Esto es lo que nos pasa cuando no sólo queremos ver a Dios, sino que osamos exponernos a su mirada: la alegría y la convocatoria para el crecimiento y, por lo tanto, para la conversión. Cuando alguno nos mira, muchas cosas pueden suceder en nosotros. Cuando algunas personas nos miran, nos sentimos miserables, humillados, deprimidos, parece que hicieron salir a la superficie lo que hay de menos bueno en nosotros. Cuando otros nos miran, es todo lo contrario. Sentimos que estamos animados, capaces de cambiar y crecer. Estos muestran en la superficie lo mejor de nosotros. Es evidente que en el Evangelio de hoy, con la segunda forma Jesús mira a Zaqueo. Así es como nos mira siempre Jesús a nosotros.

Manteniendo vivo nuestro deseo de amar a Dios, expongámonos a sus propios ojos y aceptemos que él nos llame a la conversión y nos de la alegría, como a Zaqueo. Al mismo tiempo, en nuestra vida de todos los días, miremos a nuestros hermanos como Jesús los mira. No digamos nunca como los Fariseos: «se ha ido a alojar a casa de un pecador» digamos más bien con Jesús. «Él también es un hijo de Abraham». Esta es la misericordia de Dios, que durante este años, especialmente el Papa Francisco quiso resaltar.
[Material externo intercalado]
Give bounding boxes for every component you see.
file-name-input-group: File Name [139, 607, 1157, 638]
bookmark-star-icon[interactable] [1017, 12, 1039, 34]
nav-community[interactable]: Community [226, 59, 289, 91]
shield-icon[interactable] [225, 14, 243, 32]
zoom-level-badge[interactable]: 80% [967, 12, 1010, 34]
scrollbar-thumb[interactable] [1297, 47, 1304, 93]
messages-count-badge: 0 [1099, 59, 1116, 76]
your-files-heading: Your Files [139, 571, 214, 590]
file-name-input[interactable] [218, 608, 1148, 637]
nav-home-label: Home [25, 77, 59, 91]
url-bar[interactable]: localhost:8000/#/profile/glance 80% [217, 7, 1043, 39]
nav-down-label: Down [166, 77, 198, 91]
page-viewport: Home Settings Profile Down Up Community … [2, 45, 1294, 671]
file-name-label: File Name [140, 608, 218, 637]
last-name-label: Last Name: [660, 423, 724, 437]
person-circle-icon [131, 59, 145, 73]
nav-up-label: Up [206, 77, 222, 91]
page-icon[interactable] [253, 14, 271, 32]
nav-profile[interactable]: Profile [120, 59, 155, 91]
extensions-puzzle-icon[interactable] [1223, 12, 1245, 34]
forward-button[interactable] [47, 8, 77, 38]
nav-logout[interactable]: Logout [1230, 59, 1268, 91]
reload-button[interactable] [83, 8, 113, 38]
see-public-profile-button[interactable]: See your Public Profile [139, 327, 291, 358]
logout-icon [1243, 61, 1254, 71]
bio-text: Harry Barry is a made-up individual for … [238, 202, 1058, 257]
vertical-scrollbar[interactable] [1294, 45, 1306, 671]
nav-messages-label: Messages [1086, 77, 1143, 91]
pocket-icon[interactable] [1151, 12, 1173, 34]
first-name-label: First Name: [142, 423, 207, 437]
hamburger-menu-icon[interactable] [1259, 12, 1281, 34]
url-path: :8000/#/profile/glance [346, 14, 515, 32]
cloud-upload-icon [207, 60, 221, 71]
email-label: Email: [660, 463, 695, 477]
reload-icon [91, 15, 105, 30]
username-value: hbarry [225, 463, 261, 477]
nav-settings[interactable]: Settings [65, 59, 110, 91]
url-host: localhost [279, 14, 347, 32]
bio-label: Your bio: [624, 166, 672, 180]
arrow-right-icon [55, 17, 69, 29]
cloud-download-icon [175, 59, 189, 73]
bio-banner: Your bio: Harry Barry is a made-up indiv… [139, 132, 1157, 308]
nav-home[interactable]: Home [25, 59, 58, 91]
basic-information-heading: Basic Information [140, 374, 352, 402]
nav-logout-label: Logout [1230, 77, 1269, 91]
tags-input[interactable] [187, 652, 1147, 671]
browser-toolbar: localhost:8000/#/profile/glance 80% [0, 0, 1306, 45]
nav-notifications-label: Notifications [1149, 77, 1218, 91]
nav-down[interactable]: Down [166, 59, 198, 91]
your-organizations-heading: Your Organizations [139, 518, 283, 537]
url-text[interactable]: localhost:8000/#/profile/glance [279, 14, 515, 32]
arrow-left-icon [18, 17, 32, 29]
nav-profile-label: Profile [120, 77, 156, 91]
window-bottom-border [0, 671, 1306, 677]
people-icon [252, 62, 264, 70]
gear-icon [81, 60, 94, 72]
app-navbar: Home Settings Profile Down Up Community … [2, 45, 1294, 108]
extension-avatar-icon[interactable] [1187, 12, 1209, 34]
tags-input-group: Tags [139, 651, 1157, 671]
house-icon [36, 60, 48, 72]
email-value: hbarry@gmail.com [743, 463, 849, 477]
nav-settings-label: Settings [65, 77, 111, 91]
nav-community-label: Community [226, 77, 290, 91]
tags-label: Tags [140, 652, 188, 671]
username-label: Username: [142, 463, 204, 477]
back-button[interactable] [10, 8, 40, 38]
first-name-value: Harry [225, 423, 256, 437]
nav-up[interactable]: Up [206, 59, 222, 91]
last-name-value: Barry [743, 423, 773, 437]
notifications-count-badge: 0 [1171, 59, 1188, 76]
Comentando este pasaje san Ambrosio nos enseña cómo debemos crecer y llegar a la sabiduría: «¿Por qué las Escrituras no precisan nunca la estatura de ninguno, mientras que de Zaqueo se dice que “era pequeño de estatura” (Lc 19, 3)? Ve si acaso él no era pequeño en su malicia, o pequeño en su fe: él no había prometido todavía nada, cuando subió al sicomoro; todavía no había visto a Cristo, y por eso era pequeño. Juan en cambio era grande porque había visto a Cristo, vio al Espíritu como paloma, posarse sobre Cristo, tanto que dice: “He visto al Espíritu descender como paloma y posarse sobre él” (Jn 1, 32). ¿En cuanto a la muchedumbre, no se trata quizá de una turba confusa e ignorante, que no había podido ver la altura de la Sabiduría? Zaqueo, mientras está en medio de la muchedumbre, no puede ver a Cristo; se levanta por encima de la gente y lo ve, mereció contemplar a quien quería ver, traspasando la ignorancia de la muchedumbre…. Así ve Zaqueo que estaba en lo alto; ahora por la elevación de su fe, él emergía entre los frutos de las nuevas obras, como del alto de un árbol fecundo… Zaqueo sobre el sicomoro es el nuevo fruto de la nueva estación.»Ambrogio, In Luc., 8, 82.84-90 (Lezionario “I Padri vivi” 201).

La mirada de Cristo nos transforma, nos da la vida y la dignidad, nos hace reconocer la verdadera sabiduría, que equivale a reconocer la única riqueza que se debe amar en sí misma. Dejémonos mirar por Jesús y aprendamos a ver el mundo y a los hermanos con la mirada de Jesús, para que nuestra vida crezca, no sea enana, sino que alcance las alturas del auténtico amor, para dar frutos en el árbol de la Iglesia. María intercede por nosotros.